SEXUAL VIOLENCE: NOBEL LAUREATE DR DENIS MUKWEGE PRAISES CONGOLESE MILITARY JUSTICE
NEWPORT – The 2018 winner of the Nobel Prize for International Peace, Dr. Denis Mukwege, offered a resounding endorsement of FARDC military justice for actions that reflect positively on the work of the U.S. Defense Institute for International Legal Studies (DIILS). Since 2008, DIILS has conducted an educational program to enhance the FARDC’s military justice capacity.
During remarks to a MONUSCO police delegation visiting his hospital in Bukavu on 4 September, Dr. Mukwege emphasized that for the first time, men who rape girls in Kavumu have been punished. He noted that the acts of military justice have contributed effectively to the significant decrease in the cases of rapes in the region of Kavumu in the Kabare territory, where the perpetrators were convicted for crimes against humanity.
Dr. Mukwege is the Director of the US-funded Panzi Institute in Bukavu, and subject of the Thierry Michel/Colette Braeckman film “The Man Who Repairs Women.” He stated: "In cases of rape, collaboration is better with military justice than with civilian justice when such cases [fall under] military justice [jurisdiction]. Which is good and it must be said. This time, with the children of Kavumu, military justice finally showed that it can play its role fully, and the role that military justice played has brought calm to Kavumu. Ever since the suspects were arrested, the number of victims in Kavumu has dropped to almost zero, so today we've had almost a year with just one or two cases.”
Two DIILS alumni played key roles in the trial that Dr. Mukwege cites. DIILS alumnus Col Roger Wavara, Chief Prosecutor for South Kivu, based in Bukavu, prosecuted the Kavamu Village mass child rape cases. That trial was conducted in November 2017 as a mobile court in Kavamu, the village nearest the scene of the mass crimes. One month later, a court-martial sentenced Frederic Batumike and ten of his accomplices to life in prison for "crimes against humanity by rape." BG Laurent Mutata, also a DIILS alumnus and former DIILS instructor, prosecuted the July 2018 hearing on appeal.

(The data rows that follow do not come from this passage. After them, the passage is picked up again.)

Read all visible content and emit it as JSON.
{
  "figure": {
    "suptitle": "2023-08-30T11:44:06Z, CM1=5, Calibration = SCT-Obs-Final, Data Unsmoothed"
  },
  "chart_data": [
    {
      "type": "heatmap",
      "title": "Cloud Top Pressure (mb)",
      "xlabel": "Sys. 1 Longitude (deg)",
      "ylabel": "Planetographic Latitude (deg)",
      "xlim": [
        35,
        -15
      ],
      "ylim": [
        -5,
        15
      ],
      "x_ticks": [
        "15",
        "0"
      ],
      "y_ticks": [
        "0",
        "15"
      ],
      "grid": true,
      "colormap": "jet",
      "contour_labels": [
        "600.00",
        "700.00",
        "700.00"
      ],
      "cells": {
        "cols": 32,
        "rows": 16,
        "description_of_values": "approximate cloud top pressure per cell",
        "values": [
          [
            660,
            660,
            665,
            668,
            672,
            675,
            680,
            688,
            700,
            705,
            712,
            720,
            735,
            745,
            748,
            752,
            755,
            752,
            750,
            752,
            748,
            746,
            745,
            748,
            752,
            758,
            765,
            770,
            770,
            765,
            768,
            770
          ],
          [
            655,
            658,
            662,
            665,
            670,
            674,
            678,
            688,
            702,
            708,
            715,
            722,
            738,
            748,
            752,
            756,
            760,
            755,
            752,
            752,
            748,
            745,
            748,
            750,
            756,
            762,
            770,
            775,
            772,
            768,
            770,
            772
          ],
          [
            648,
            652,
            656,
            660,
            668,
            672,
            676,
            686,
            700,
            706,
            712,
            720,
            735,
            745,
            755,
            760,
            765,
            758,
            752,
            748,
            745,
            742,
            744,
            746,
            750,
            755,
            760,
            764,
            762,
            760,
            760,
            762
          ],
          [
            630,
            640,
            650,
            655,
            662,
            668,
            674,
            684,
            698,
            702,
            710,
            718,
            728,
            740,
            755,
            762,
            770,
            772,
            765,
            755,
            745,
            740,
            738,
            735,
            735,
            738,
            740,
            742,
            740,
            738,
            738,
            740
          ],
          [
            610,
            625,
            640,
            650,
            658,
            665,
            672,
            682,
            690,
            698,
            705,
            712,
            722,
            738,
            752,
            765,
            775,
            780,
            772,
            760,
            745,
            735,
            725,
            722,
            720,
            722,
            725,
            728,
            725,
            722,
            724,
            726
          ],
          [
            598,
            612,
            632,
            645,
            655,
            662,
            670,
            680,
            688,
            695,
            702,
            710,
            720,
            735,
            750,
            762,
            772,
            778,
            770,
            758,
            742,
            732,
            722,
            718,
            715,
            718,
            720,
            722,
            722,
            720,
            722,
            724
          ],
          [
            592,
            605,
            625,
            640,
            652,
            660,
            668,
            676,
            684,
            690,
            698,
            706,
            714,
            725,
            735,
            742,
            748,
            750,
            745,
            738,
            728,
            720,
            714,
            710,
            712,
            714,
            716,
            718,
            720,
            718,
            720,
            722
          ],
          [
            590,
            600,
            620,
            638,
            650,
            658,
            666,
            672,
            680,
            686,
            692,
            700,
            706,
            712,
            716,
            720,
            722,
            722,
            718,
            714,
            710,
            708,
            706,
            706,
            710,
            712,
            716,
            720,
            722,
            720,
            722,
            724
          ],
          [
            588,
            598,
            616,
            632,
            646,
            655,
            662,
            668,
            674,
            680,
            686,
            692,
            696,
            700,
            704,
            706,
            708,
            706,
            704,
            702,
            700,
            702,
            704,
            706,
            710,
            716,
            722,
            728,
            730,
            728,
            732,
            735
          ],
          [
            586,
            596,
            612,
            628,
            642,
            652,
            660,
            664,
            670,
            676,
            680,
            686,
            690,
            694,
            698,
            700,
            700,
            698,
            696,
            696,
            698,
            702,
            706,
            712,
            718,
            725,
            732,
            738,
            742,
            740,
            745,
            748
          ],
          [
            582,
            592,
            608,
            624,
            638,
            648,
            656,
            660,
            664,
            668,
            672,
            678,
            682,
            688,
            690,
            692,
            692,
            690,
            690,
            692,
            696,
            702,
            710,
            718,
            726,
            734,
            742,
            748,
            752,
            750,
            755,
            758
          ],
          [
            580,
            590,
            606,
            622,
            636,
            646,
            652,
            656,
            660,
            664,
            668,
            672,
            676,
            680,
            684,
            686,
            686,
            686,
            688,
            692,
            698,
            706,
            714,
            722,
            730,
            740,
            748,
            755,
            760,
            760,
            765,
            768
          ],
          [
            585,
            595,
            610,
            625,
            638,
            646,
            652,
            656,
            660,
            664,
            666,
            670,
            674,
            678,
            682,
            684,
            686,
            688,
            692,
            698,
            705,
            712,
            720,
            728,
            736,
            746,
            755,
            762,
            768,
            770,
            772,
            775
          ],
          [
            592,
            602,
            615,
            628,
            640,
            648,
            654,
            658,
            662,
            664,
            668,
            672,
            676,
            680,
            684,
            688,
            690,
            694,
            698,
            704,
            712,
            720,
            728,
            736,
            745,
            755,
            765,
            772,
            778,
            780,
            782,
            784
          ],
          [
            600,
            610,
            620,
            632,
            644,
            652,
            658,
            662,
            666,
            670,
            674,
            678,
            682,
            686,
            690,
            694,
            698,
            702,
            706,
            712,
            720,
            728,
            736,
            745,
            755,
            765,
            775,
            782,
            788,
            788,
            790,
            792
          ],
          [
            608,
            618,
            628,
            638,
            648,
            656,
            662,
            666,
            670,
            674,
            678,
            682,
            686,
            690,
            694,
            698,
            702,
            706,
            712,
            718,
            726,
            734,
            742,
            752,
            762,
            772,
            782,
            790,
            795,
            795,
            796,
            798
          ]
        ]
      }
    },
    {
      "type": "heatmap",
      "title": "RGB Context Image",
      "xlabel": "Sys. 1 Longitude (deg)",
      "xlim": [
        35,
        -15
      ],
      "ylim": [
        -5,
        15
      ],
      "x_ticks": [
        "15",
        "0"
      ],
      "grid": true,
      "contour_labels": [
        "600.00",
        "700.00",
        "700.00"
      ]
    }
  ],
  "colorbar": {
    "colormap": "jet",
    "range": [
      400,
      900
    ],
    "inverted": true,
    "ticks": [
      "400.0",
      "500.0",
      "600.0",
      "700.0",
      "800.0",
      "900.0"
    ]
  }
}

This hearing was before the Superior Military Court, sitting as a mobile court in Bukavu on the initiative of then-Chief Military Judge, Delphin Nyembo (LTG, retired).
"The Congolese military court conducted this trial with professionalism. It is a first and I think it will serve as a precedent for the future," said the head of the Panzi Hospital.